When the COVID-19 pandemic began, researchers lacked the real-world data necessary to train artificial intelligence (AI) to diagnose patients, but having a model that can use simulated data may ease burdens associated with a lack of data, the research team noted.

"Early in the pandemic, we didn't have enough ultrasound images of COVID-19 patients to develop and test our algorithms, and as a result our deep neural networks never reached peak performance," said first author Lingyi Zhao, who developed the software while a postdoctoral fellow in Bell's lab. "Now, we are proving that with computer-generated datasets we still can achieve a high degree of accuracy in evaluating and detecting these COVID-19 features."

Research like this underscores the growing role of AI in medical imaging analytics, but the deployment of these technologies is still fraught.

Experts from Harvard Medical School (HMS), the Massachusetts Institute of Technology (MIT) and Stanford University recently found that the use of AI-based tools to assist radiologists can unpredictably impact clinician performance.
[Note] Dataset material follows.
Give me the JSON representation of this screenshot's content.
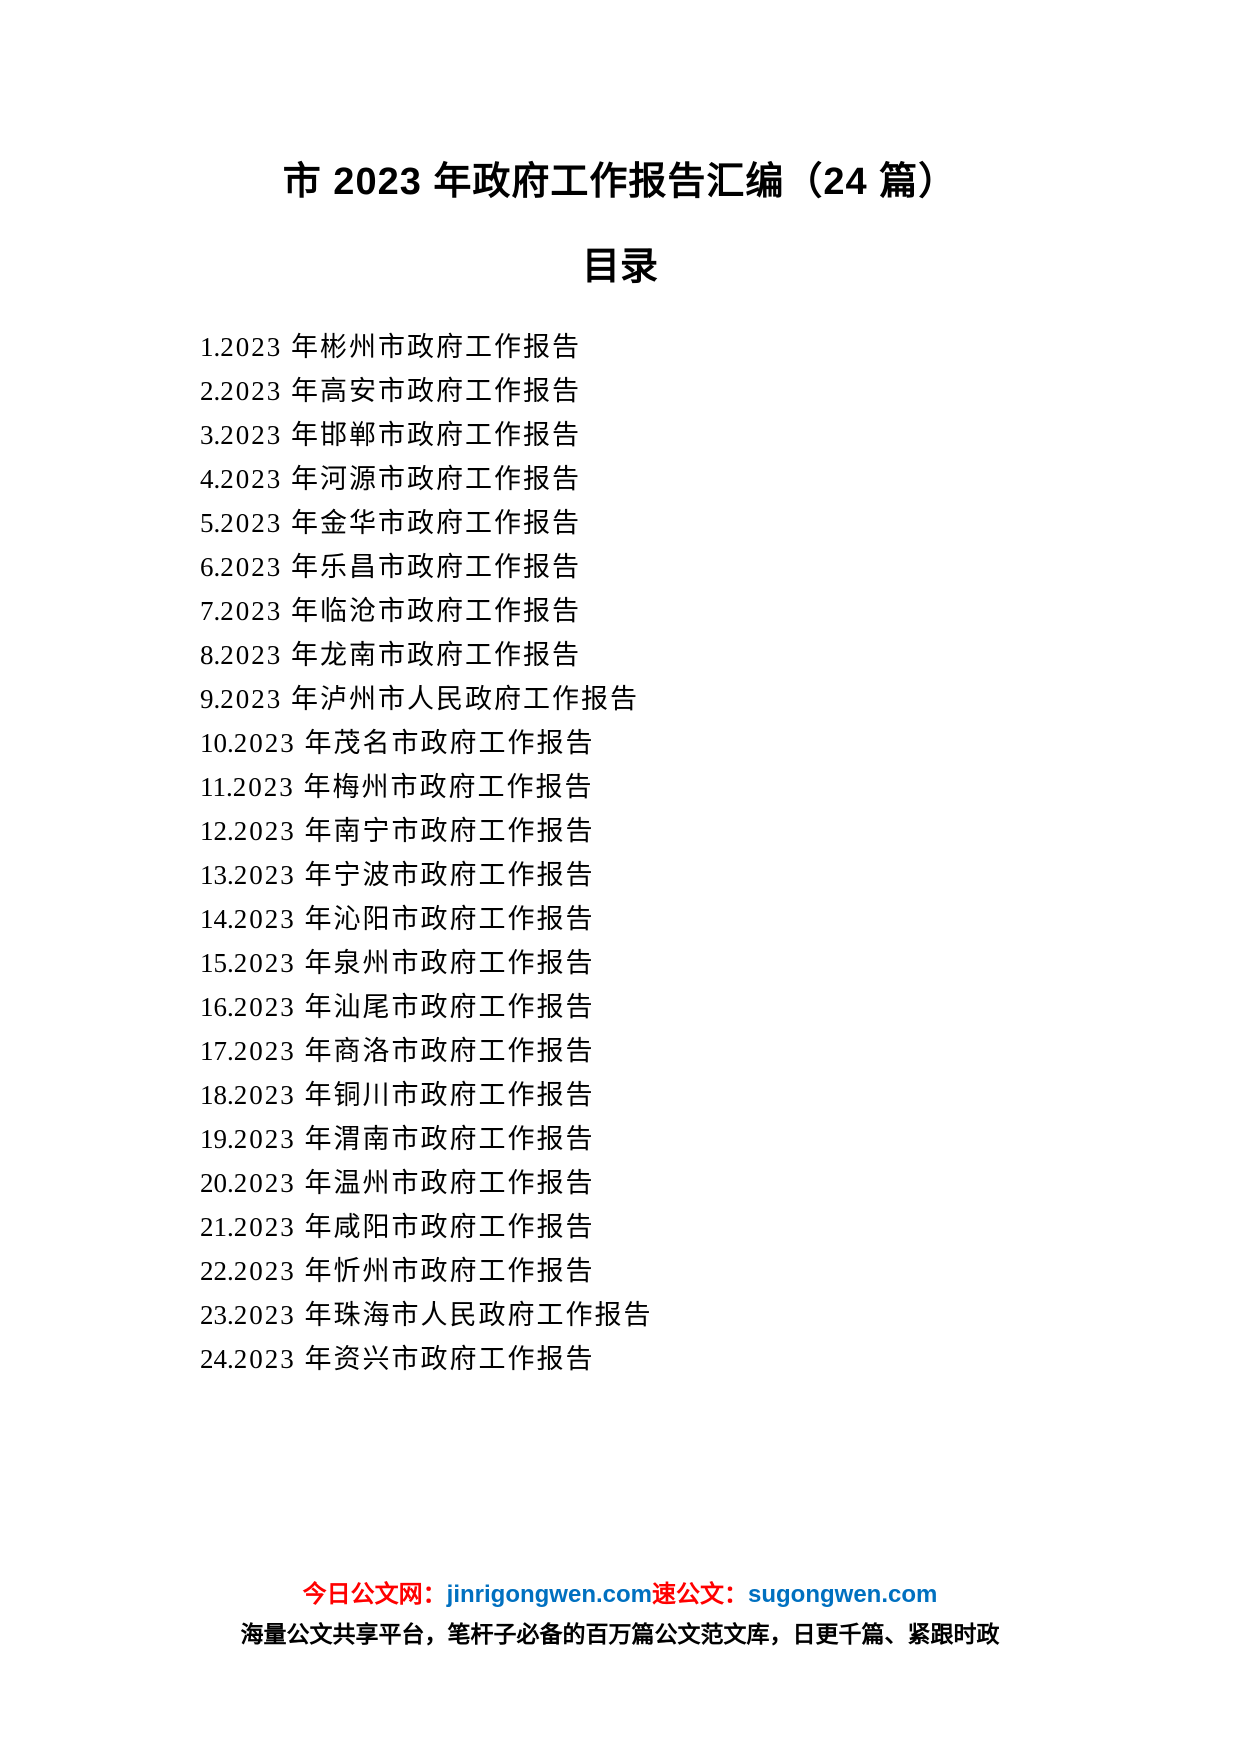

The researchers emphasized that there is some evidence to suggest that AI can enhance radiologists’ performance as a whole, but studies looking at the effect of AI use on individual performance are limited.

To bridge the research gap, the team assessed a group of radiologists based on their ability to correctly identify clinically relevant imaging abnormalities with and without the use of AI. The analysis revealed that the impact of the AI was inconsistent, improving performance for some radiologists while worsening it for others.